A much smaller number of Western volunteers fight alongside the U.S.-allied Kurdish militia known as the People's Protection Units. The U.S. military has developed a close relationship with the militia and its extension, the Syrian Democratic Forces, in the war against the Islamic State.

Before that, dozens of Westerners joined Iraqi Kurds fighting the Islamic State, spurred on by Kurdish social media campaigners and a sense of duty that many feel after Iraq, the target of a decade-long U.S.-led military campaign, collapsed under an Islamic State offensive in a matter of days in the summer of 2014.

Some Western volunteers have died in battle.

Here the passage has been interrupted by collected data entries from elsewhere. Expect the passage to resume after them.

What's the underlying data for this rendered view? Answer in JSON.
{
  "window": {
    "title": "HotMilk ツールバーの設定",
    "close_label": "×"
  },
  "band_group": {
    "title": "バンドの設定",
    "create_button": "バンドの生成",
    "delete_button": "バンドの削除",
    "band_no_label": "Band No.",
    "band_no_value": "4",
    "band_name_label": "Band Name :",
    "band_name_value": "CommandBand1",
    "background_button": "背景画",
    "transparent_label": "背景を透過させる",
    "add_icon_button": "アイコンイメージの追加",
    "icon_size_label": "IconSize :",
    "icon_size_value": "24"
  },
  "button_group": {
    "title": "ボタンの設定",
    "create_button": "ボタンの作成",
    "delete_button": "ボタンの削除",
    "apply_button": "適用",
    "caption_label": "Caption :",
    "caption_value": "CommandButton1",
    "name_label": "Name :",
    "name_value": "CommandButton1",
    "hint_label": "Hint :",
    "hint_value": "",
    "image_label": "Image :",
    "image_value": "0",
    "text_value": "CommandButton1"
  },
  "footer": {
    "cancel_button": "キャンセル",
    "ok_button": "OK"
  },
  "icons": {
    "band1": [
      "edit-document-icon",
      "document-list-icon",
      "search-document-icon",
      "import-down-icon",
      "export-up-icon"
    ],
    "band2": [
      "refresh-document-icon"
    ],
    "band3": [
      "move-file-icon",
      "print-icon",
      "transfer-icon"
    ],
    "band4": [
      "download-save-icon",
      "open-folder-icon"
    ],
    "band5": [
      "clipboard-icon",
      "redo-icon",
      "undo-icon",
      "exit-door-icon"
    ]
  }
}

Earlier this month, the militia announced that 28-year-old Robert Grodt, of Santa Cruz, Calif., and 29-year-old Nicholas Alan Warden, of Buffalo, N.Y., died in the battle for Raqqa.

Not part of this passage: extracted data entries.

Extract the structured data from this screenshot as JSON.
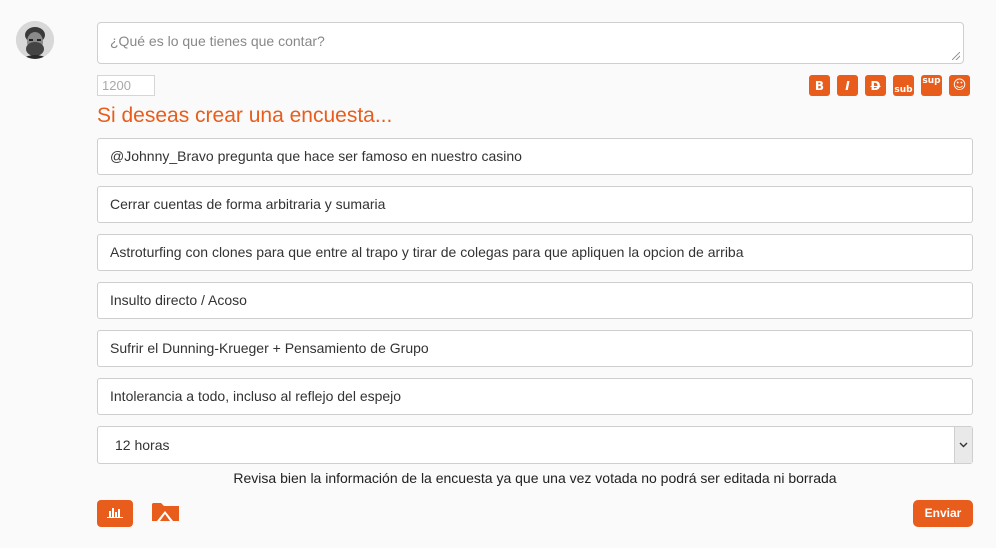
{
  "composer": {
    "placeholder": "¿Qué es lo que tienes que contar?",
    "char_count": "1200"
  },
  "format_toolbar": {
    "bold": "B",
    "italic": "I",
    "strike": "D",
    "sub": "sub",
    "sup": "sup",
    "emoji": "☺"
  },
  "poll": {
    "heading": "Si deseas crear una encuesta...",
    "options": [
      "@Johnny_Bravo pregunta que hace ser famoso en nuestro casino",
      "Cerrar cuentas de forma arbitraria y sumaria",
      "Astroturfing con clones para que entre al trapo y tirar de colegas para que apliquen la opcion de arriba",
      "Insulto directo / Acoso",
      "Sufrir el Dunning-Krueger + Pensamiento de Grupo",
      "Intolerancia a todo, incluso al reflejo del espejo"
    ],
    "duration": "12 horas",
    "warning": "Revisa bien la información de la encuesta ya que una vez votada no podrá ser editada ni borrada"
  },
  "actions": {
    "send_label": "Enviar"
  },
  "colors": {
    "accent": "#e85d1c"
  }
}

Hudson, who has been fighting in Syria for the past 13 months, said he was moved to tears by media reports of Iraqi Yazidi women enslaved by the Islamic State. A pharmacy student who learned combat medicine in the field, he said he had treated some 600 wounded ahead of the march to Raqqa.

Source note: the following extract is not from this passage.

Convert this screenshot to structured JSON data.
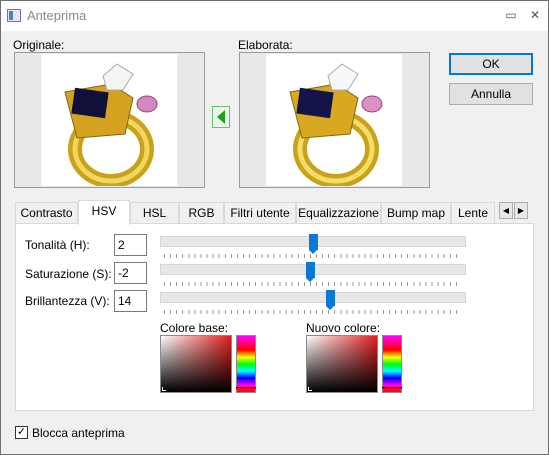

"I am here defending the people of Syria against terrorists," said Macer Gifford, a 30-year former broker in London who traveled to Syria three years ago to volunteer first with the Kurdish militia. Now he is fighting with an Assyrian militia, also part of the U.S-backed forces battling the Islamic State.

At home, Gifford has written and lectured about the complex situation in Syria, offering a firsthand account of the Islamic State's evolving tactics.

"The Islamic State is actually an exceptional opponent," Gifford said. "We can't negotiate them away, we can't wish them away. The only way we can defeat them is with force of arms."

For Kevin Howard, a 28-year-old former U.S. military contractor from California who fought in Iraq in 2006, the war is more personal.

A sniper who boasts of having killed 12 Islamic State militants so far, Howard said he is doing it for the victims of the Bataclan theater attack in France, where the sister of one of his best friends survived. Attacks on Nov. 13, 2015, claimed by the Islamic State, killed 130 people at Paris cafes, the national stadium and the Bataclan, where 90 died.

"This is a continuation of that fight. I think if you leave something unfinished, it will remain unfinished for a lifetime," he said, showing off his 1972 sniper rifle.

On his forehead and neck, he has tattooed "life is pain," as well as "Rien N'empeche" -- or "Nothing Prevents" -- from the song of the French Foreign Legion in which he served.

"For me, this is a chance to absolutely go to the heart of darkness and grab it and get rid of it," he added.

From his sniper position on Raqqa's front line, he peeked again through the rifle hole. For Howard, the orders to march deeper into the Islamic State-held city can't come soon enough.